Core Normalization Configuration

Overview

Core normalization configuration in LM-Polygraph defines how uncertainty scores are transformed into interpretable confidence values. These configurations control the fundamental behavior of all normalization methods across the system.

Base Configuration Location

Core normalization configurations are located in:

/examples/configs/normalization/fit/default.yaml

Available Normalization Methods

1. MinMax Normalization

Linearly scales uncertainty scores to [0,1] range.

normalization:
  type: "minmax"
  clip: true  # Whether to clip values outside [0,1] range

2. Quantile Normalization

Transforms scores into percentile ranks using empirical CDF.

normalization:
  type: "quantile"

3. Binned Performance-Calibrated Confidence (Binned PCC)

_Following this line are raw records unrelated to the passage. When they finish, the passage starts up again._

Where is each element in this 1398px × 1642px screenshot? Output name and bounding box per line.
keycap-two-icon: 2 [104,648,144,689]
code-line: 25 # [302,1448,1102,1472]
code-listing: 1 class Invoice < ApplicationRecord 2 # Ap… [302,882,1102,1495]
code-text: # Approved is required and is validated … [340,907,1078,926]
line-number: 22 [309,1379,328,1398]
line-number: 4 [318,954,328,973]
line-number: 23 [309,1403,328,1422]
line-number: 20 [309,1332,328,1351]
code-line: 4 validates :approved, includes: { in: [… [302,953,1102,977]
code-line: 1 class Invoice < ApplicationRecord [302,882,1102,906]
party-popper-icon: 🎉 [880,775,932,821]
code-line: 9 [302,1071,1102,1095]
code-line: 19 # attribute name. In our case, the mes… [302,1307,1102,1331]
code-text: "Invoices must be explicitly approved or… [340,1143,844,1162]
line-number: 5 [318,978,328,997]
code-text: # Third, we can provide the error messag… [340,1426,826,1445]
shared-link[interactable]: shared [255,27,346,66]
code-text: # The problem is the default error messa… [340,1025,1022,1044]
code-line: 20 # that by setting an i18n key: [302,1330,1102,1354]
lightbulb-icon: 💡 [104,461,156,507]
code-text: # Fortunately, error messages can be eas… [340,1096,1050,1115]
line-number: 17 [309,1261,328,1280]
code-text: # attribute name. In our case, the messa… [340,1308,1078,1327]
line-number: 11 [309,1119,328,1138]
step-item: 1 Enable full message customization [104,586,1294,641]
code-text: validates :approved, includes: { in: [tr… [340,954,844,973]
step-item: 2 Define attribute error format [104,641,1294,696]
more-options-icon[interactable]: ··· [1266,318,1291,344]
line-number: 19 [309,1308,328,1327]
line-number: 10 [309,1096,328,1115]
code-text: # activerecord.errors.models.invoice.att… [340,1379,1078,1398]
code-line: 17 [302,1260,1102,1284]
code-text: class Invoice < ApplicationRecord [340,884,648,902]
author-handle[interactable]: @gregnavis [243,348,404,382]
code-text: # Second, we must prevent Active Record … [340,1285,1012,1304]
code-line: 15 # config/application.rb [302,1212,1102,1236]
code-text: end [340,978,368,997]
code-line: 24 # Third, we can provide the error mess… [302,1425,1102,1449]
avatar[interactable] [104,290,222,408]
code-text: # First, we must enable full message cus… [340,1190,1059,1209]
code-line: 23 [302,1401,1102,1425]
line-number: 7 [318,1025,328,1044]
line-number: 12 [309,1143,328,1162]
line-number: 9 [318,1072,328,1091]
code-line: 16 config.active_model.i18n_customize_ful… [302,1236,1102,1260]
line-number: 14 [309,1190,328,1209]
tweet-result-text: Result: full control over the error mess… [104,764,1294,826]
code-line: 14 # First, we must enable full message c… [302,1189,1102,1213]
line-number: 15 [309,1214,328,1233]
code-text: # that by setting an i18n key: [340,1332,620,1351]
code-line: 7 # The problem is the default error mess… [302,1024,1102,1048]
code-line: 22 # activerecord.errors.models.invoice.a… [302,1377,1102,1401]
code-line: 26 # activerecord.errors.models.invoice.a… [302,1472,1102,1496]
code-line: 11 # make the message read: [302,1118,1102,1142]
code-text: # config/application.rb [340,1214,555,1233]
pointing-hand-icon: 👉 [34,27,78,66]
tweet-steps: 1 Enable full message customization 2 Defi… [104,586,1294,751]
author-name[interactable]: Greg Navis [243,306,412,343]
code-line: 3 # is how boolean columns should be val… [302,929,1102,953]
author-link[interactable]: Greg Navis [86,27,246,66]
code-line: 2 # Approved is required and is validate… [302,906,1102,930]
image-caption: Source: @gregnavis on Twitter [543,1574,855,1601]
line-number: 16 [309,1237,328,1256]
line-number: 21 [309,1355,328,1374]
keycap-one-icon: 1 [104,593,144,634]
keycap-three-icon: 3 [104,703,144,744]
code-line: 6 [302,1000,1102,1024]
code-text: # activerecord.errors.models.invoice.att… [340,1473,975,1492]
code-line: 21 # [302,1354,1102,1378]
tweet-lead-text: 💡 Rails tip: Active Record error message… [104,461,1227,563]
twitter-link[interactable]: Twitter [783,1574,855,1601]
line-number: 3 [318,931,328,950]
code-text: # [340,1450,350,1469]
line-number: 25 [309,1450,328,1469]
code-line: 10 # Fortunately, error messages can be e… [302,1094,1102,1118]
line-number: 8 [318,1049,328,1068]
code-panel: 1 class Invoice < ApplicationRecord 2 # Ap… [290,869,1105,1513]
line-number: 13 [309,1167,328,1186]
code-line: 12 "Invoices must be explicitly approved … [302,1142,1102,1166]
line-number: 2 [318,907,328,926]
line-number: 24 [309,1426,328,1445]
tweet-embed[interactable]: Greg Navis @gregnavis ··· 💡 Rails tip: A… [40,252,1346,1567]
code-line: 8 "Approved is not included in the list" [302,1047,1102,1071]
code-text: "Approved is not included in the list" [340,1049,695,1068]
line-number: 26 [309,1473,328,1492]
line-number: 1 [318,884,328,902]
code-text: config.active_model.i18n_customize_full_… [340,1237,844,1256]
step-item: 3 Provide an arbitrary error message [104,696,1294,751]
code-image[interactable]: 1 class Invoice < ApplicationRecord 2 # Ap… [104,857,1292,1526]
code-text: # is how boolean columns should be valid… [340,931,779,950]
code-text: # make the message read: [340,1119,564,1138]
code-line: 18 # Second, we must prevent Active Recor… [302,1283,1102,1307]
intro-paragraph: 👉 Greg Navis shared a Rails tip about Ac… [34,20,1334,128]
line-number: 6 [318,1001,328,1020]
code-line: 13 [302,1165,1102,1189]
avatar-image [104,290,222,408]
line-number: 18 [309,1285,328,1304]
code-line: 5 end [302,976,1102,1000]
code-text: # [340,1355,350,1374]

Maps uncertainty scores to confidence bins based on output quality.

normalization:
  type: "binned_pcc"
  params:
    num_bins: 10  # Number of bins for mapping

4. Isotonic Performance-Calibrated Confidence (Isotonic PCC)

Uses monotonic regression to map uncertainty to confidence while preserving ordering.

normalization:
  type: "isotonic_pcc"
  params:
    y_min: 0.0  # Minimum confidence value
    y_max: 1.0  # Maximum confidence value
    increasing: false  # Whether mapping should be increasing
    out_of_bounds: "clip"  # How to handle out-of-range values

Common Parameters

Calibration Strategy

normalization:
  calibration:
    strategy: "dataset_specific"  # or "global"
    background_dataset: null  # Optional background dataset for global calibration

Data Processing

normalization:
  processing:
    ignore_nans: true  # Whether to ignore NaN values in calibration
    normalize_metrics: true  # Whether to normalize quality metrics

Caching

normalization:
  cache:
    enabled: true
    path: "${cache_path}/normalization"
    version: "v1"

Usage Examples

Basic MinMax Normalization

normalization:
  type: "minmax"
  clip: true
  calibration:
    strategy: "dataset_specific"

Global Isotonic PCC

normalization:
  type: "isotonic_pcc"
  params:
    y_min: 0.0
    y_max: 1.0
    increasing: false
  calibration:
    strategy: "global"
    background_dataset: "allenai/c4"

Binned PCC with Custom Settings

normalization:
  type: "binned_pcc"
  params:
    num_bins: 20
  processing:
    ignore_nans: false
    normalize_metrics: true
  cache:
    enabled: true

Best Practices

1. Method Selection

  • Use MinMax/Quantile for simple scaling needs

  • Use PCC methods when interpretability is crucial

  • Prefer Isotonic PCC when preserving score ordering is important

2. Calibration Strategy

  • Use dataset-specific calibration when possible

  • Use global calibration when consistency across tasks is needed

  • Consider using background dataset for robust global calibration

3. Performance Considerations

  • Enable caching for large datasets

  • Adjust bin count based on dataset size

  • Monitor memory usage with large calibration sets

Integration with Other Configs

Core normalization settings can be overridden by:

  • Task-specific configs

  • Model-specific configs

  • Instruction-tuned model configs

Core settings serve as defaults when not specified in other configuration layers.